Develop a probabilistic inventory model using stochastic programming or simulation, incorporating probability distributions (e.g., Normal, Poisson) for demand and lead time variability.
Historical Data: Analyze historical demand data to understand the pattern of variability. Use statistical tools to estimate the distribution (e.g., normal, Poisson, or exponential) that best fits the demand data.
External Factors: Identify and quantify the impact of external factors like seasonality, economic trends, and market conditions on demand. These can be incorporated into your demand distribution model.
Estimate the Lead Time Distribution:
Lead Time Uncertainty: Factor in lead time variability (if applicable) as it also affects the inventory model. Use historical data on lead times to estimate its probability distribution.
Determine the Desired Service Level:
Service Level Goal: Decide on an appropriate service level (e.g., 95%, 99%). This represents the probability of meeting customer demand without running out of stock during a replenishment cycle.
. Select the Inventory Review System:
Continuous Review (Q system): In this system, inventory levels are continuously monitored, and an order is placed when stock reaches the reorder point.
Periodic Review (P system): Inventory is reviewed at fixed intervals, and the order size is adjusted to bring inventory back up to a target level.
Monte Carlo Simulation (Optional):
Run simulations to test your inventory model under various demand and lead-time scenarios.
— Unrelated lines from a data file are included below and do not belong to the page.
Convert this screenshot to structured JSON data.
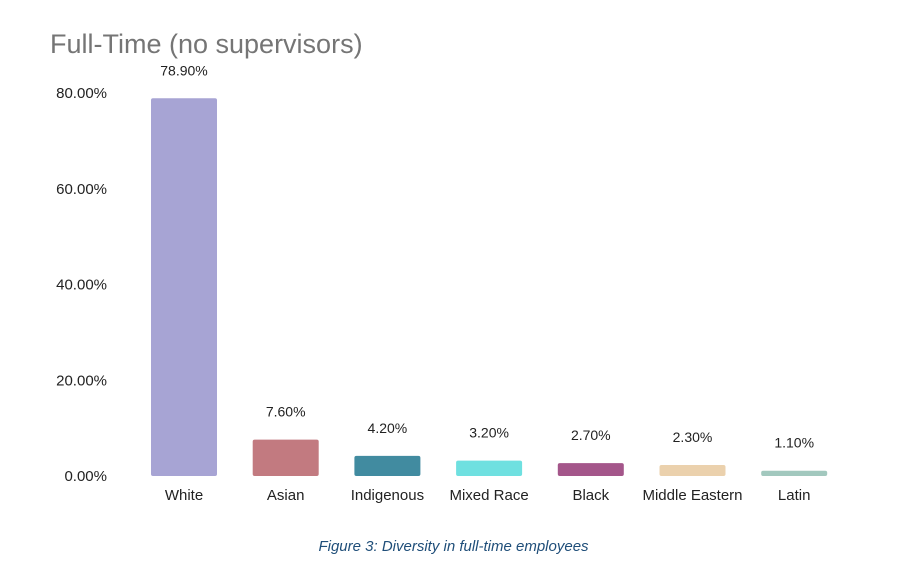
{
  "chart_data": {
    "type": "bar",
    "title": "Full-Time (no supervisors)",
    "categories": [
      "White",
      "Asian",
      "Indigenous",
      "Mixed Race",
      "Black",
      "Middle Eastern",
      "Latin"
    ],
    "values": [
      78.9,
      7.6,
      4.2,
      3.2,
      2.7,
      2.3,
      1.1
    ],
    "data_labels": [
      "78.90%",
      "7.60%",
      "4.20%",
      "3.20%",
      "2.70%",
      "2.30%",
      "1.10%"
    ],
    "colors": [
      "#a7a4d4",
      "#c27a80",
      "#418ba0",
      "#6fe0e0",
      "#a4568a",
      "#ebd1ad",
      "#a2c8be"
    ],
    "yticks": [
      0,
      20,
      40,
      60,
      80
    ],
    "ytick_labels": [
      "0.00%",
      "20.00%",
      "40.00%",
      "60.00%",
      "80.00%"
    ],
    "ylim": [
      0,
      80
    ],
    "xlabel": "",
    "ylabel": "",
    "grid": false,
    "legend": false
  },
  "caption": "Figure 3: Diversity in full-time employees"
}
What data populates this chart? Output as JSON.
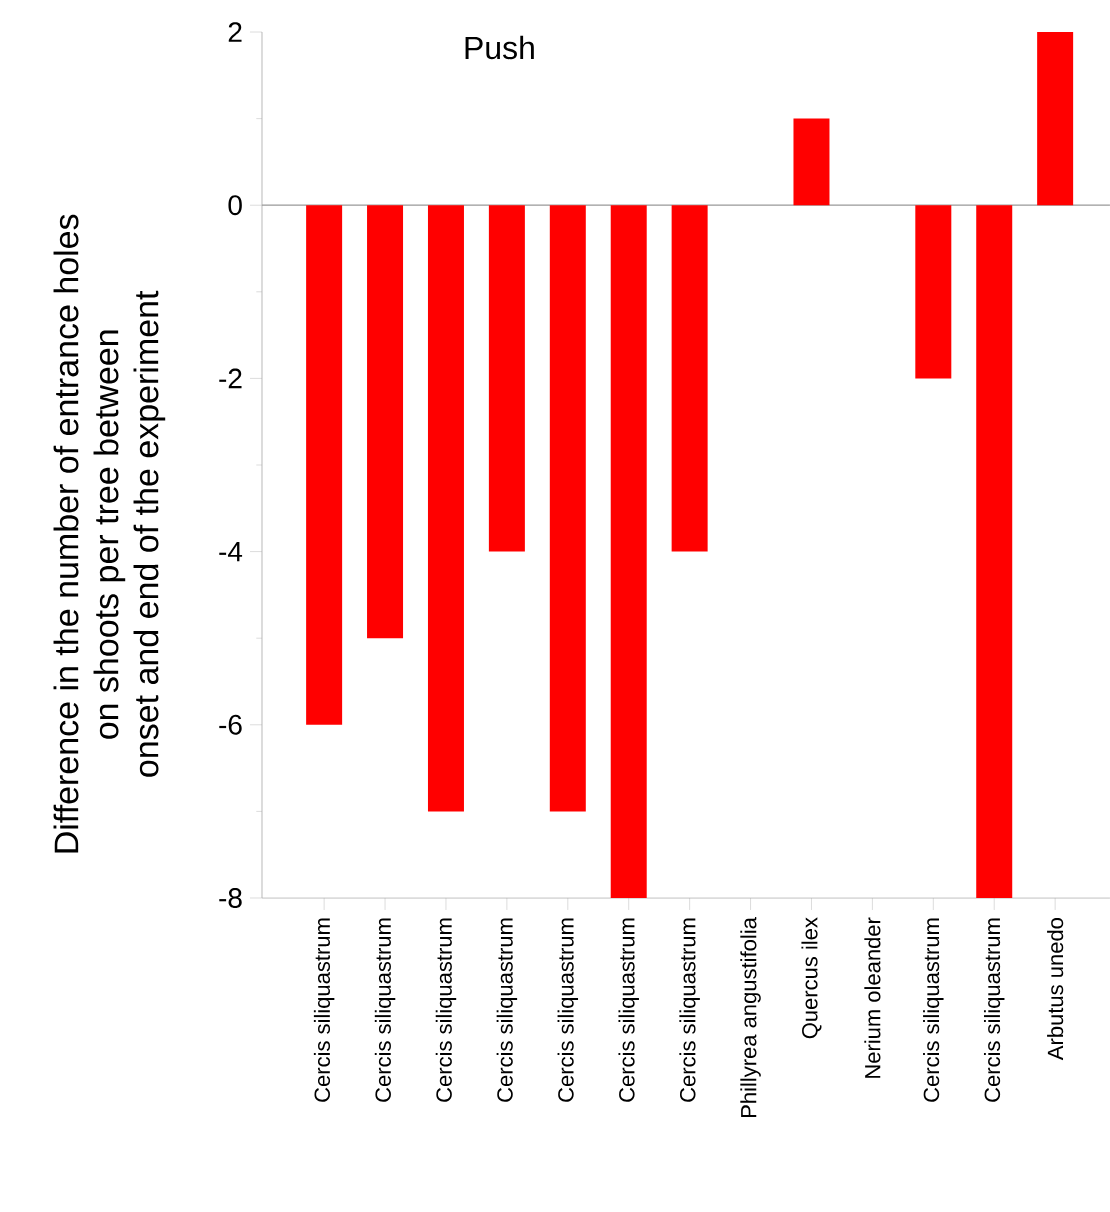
{
  "chart_data": {
    "type": "bar",
    "title": "Push",
    "ylabel": "Difference in the number of entrance holes\non shoots per tree between\nonset and end of the experiment",
    "categories": [
      "Cercis siliquastrum",
      "Cercis siliquastrum",
      "Cercis siliquastrum",
      "Cercis siliquastrum",
      "Cercis siliquastrum",
      "Cercis siliquastrum",
      "Cercis siliquastrum",
      "Phillyrea angustifolia",
      "Quercus ilex",
      "Nerium oleander",
      "Cercis siliquastrum",
      "Cercis siliquastrum",
      "Arbutus unedo"
    ],
    "values": [
      -6,
      -5,
      -7,
      -4,
      -7,
      -8,
      -4,
      0,
      1,
      0,
      -2,
      -8,
      2
    ],
    "color": "#ff0000",
    "ylim": [
      -8,
      2
    ],
    "yticks": [
      -8,
      -6,
      -4,
      -2,
      0,
      2
    ],
    "grid": false,
    "ref_lines": [
      {
        "axis": "y",
        "value": 0,
        "color": "#999999"
      }
    ]
  }
}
This will help assess how well the model performs in maintaining the desired service levels under uncertainty.
7. Incorporate Costs:
Consider holding costs, ordering costs, and stockout costs in your model. A common objective is to minimize total cost while achieving the desired service level.
8. Validate the Model:
Test the model using historical data and fine-tune parameters as needed. You may adjust the safety stock or reorder point if the model fails to meet service levels or leads to excessive inventory.
In mathematical inventory models, historical demand data must be analyzed to understand the pattern of variation in demand by finding the demand rate and standard deviation, then finding the coefficient of variation for demand. Using the coefficient of variation, the type of demand can be determined, whether it is deterministic or probabilistic.
If the coefficient of variation is less than 20%, this means that the demand is deterministic . If the coefficient of variation is greater than 20%, this means that the demand is probabilistic and must be addressed using probability theory, as the probability distribution of the demand data is found.
*The type of lead time must be known in the place of application, whether it is deterministic or probabilistic, because it affects the inventory model. Using historical data, the type of lead time is known to estimate its probability distribution.
*Determining the level of service required by the decision maker in the place of application, usually estimated between (95 - 99%), which represents the probability of meeting customer demand without running out of stock during the replenishment cycle.
*The type of review of inventory levels is determined (continuous review or periodic review)
Continuous review: In this system, inventory levels are monitored continuously, and a supply request is submitted when the inventory reaches the reorder point.
Periodic review: Inventory is reviewed at fixed intervals, and the order volume is adjusted to restore inventory to a target level.
*Calculating inventory costs in your model:
1-Holding cost :It is the cost of keeping one unit for each Inventory cycle and includes the cost of place, insurance cost, examination and inspection cost
2-Setup cost :It is the cost of preparing the order or preparing the machines for each order, as it is calculated for each order and begins with the issuance of the purchase or production order and ends with the arrival of the materials to the stored. It includes costs issuing documents, transporting, unloading materials and arranging them in stores, communications, employee salaries and other administrative costs
3-Shortage cost: It is the represents the cost of loss that the company or institution will incur will incur due to not having inventory when it is needed, as well as the bad impact on the company's reputation.
The main goal of inventory models is to minimize total cost while achieving the required level of service
to meet customer demands.
*Intelligent techniques such as artificial neural network or deep learning can be used to predict demand based on historical demand data and then build a mathematical model for inventory based on the prediction results.
*Artificial intelligence algorithms such as genetic algorithm or swarm algorithms and others can be used to solve the probabilistic inventory model and improve the classical solution of the inventory model.